The International Cricket Council is all set to discuss the four-day Test proposal during its cricket committee in March. There will be some change sooner or later. Cricket isn’t so different from fashion. Test matches have been played for as few as three days; on the other hand, 99 timeless Tests were played between 1877 and 1939! Weren’t those the days of enjoying sports at leisure?

The sports accountants were not obsessed with profitability, and the audience was yet to discover the perceived pleasures of instant gratification, derived today from 10-over and 20- over formats.

The problem with cricket today is both players and administrators are working against each other, when they should think together to devise ways of getting more crowds to the longer formats of the game. No harm with multiple formats; the key is for both players and spectators to enjoy the proceedings.

Keeping sports clean

Derara Hurisa It wasn’t just Ethiopia’s Derara Hurisa who bettered Gideon Kipkerer’s four-year-old record at the 17th edition of the Tata Mumbai Marathon. Two other runners, both Ethiopian, who followed him over the finishing line also did so – a clean sweep by Ethiopia.
Kipketer’s old record stood at 2 hours, 8 minutes and 35 seconds. Hurisa finished the race in 2:08:09.
It was the fastest Mumbai Marathon, with as many as seven runners finishing inside 2hrs 10secs – and, something not be missed, all seven wore a variant of Nike Voporfly shoes, a brand runners are seen wearing in elite marathons. Eliud Kipchoge, who holds the world marathon record, donned a Vaporfly prototype in October when he ran the first sub-2-hour marathon ever. “Of course, shoes help, just like if you’re in a fast boat, you’re are faster than if you were in a slow boat, “ Mumbai Marathon’s elite athlete coordinator is reported to have said.

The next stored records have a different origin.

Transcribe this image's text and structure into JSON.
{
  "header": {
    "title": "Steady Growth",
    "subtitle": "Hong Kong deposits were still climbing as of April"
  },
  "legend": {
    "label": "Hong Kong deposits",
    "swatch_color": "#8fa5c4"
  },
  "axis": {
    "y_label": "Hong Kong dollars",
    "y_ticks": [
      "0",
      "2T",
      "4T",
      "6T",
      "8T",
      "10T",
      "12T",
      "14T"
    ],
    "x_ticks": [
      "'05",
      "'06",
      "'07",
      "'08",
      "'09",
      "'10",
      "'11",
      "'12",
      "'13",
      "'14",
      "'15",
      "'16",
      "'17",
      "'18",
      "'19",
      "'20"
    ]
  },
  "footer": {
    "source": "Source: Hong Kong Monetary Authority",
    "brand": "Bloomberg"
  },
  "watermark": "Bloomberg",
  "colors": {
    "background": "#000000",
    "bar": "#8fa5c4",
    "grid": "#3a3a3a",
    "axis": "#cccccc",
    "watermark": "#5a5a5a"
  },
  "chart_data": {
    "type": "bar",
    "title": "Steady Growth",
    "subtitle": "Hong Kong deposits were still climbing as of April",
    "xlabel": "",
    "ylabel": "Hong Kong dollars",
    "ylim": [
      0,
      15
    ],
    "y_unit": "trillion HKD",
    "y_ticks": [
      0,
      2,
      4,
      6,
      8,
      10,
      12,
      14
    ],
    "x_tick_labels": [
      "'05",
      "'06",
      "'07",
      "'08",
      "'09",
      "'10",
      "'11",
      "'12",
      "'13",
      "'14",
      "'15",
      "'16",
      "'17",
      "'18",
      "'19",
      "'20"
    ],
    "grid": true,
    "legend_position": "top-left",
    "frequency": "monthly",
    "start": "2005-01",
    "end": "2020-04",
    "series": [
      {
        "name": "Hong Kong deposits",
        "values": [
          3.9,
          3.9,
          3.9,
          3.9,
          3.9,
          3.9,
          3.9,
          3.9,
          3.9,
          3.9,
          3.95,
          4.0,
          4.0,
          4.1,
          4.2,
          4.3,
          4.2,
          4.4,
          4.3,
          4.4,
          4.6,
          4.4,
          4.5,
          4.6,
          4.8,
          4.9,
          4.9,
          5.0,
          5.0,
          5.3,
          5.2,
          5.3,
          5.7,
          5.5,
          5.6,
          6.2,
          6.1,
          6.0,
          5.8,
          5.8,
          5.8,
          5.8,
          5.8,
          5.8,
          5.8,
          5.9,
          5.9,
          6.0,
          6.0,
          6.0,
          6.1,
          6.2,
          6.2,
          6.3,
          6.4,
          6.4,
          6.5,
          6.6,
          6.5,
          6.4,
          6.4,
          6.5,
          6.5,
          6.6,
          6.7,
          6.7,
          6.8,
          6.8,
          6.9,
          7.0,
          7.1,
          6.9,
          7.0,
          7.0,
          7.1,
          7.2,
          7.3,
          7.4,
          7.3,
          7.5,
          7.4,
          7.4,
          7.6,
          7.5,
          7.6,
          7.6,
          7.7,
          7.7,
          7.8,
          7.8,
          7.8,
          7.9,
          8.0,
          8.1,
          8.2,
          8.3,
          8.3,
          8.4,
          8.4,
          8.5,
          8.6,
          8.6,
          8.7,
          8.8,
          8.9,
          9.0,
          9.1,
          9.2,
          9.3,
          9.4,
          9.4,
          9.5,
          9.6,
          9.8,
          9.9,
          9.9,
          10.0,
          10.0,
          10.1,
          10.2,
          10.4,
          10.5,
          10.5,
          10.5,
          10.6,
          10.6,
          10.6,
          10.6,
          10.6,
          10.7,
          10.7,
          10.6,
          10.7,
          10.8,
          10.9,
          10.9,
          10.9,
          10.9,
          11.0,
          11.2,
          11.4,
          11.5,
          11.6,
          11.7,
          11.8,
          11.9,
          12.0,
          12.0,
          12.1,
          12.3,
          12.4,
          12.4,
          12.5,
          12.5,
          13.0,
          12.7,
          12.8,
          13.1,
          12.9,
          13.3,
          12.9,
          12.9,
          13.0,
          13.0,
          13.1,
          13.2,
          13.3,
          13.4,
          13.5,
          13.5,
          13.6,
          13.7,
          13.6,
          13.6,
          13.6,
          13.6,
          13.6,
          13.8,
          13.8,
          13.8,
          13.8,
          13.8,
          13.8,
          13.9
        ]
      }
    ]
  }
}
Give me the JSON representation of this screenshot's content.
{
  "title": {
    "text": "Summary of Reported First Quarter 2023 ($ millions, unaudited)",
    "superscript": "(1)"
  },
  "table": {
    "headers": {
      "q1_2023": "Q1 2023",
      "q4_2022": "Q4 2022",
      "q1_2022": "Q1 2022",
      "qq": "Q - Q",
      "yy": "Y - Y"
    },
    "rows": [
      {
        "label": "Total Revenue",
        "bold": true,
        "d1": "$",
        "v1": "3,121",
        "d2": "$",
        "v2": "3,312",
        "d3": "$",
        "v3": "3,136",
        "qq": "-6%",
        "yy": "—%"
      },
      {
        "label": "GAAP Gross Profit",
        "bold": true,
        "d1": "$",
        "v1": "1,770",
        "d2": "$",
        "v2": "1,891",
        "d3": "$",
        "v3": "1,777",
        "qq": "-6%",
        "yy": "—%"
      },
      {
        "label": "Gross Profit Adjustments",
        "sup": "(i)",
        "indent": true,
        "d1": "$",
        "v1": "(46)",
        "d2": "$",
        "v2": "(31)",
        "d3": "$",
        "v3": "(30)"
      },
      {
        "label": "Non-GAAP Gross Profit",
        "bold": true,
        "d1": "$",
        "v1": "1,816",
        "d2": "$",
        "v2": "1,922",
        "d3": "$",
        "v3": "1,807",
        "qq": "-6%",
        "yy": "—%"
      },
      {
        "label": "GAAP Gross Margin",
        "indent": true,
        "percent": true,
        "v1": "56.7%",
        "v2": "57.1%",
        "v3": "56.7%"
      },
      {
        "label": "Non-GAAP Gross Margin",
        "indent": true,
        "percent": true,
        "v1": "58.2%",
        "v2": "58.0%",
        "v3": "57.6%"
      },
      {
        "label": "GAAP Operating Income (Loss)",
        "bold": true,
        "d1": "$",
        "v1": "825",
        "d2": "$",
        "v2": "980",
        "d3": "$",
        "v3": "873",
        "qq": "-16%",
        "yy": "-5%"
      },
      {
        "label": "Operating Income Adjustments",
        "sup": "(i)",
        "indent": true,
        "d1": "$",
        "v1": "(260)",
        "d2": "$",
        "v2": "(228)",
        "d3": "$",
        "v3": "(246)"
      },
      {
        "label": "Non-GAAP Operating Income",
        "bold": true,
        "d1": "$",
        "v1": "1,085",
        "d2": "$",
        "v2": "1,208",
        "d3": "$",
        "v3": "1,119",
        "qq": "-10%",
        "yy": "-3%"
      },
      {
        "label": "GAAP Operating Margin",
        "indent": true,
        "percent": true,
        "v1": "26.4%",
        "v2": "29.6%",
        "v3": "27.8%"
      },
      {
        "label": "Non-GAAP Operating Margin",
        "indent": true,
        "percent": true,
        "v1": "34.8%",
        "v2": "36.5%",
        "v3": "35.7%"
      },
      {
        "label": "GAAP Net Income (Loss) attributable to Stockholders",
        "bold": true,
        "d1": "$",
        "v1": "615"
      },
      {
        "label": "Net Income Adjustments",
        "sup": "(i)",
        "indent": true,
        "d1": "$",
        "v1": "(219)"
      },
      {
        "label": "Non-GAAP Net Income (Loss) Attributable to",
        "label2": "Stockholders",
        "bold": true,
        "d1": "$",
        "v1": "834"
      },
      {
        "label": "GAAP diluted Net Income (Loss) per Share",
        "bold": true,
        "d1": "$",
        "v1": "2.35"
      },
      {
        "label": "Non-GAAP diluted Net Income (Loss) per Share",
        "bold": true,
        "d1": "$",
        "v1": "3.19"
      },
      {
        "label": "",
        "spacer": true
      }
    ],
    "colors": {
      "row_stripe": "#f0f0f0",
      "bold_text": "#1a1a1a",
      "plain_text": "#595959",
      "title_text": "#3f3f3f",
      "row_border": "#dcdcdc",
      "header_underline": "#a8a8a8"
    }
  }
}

Determined to keep sports clean, organisers of the six World Marathon Majors (WMM)—Berlin, Boston, Chicago, London, New York City and Tokyo—paid the Athletics Integrity Unit (AIU) a lot of money in 2019. The plan included a state-of-the-art anti-doping programme, conducting research to detect cheating and increasing awareness.

Adopting a zero-tolerance approach over the past year has resulted in significant bans for Olympic champion Jemima Sumgong and Chicago and Boston Marathon winner Rita Jeptoo.

Five-time WMM winner and the only man to beat Eliud Kipchoge, Wilson Kipsang was provisionally suspended for not declaring his whereabouts and alleged tampering with samples. The sixth fastest man in history (2:03:13) erred in not adhering to the rule that athletes need to inform their whereabouts for a one-hour window every day; three failures within 12 months can lead to an automatic ban.

Events in unclean air

From the Beijing 2008 Olympics to multiple events in India’s National Capital Region (NCR) to the 2020 Australian Open…more and more sports events are likely to be played in unclean air.

Organisers might act concerned but there’s little they can do about it; in fact, they are likely to underplay the effect of the pollution as they focus primarily on the business aspect.

The Airtel Delhi Half Marathon organisers last October took a series of steps to control pollution, from using powerpulsed Wi-Fi waves and spraying water mixed with chemical effluents, but no one knows if these helped. The Australian Open organisers admit they can’t control the air; they can only close the roof on some courts and stop play if the pollution level exceeds a particular limit.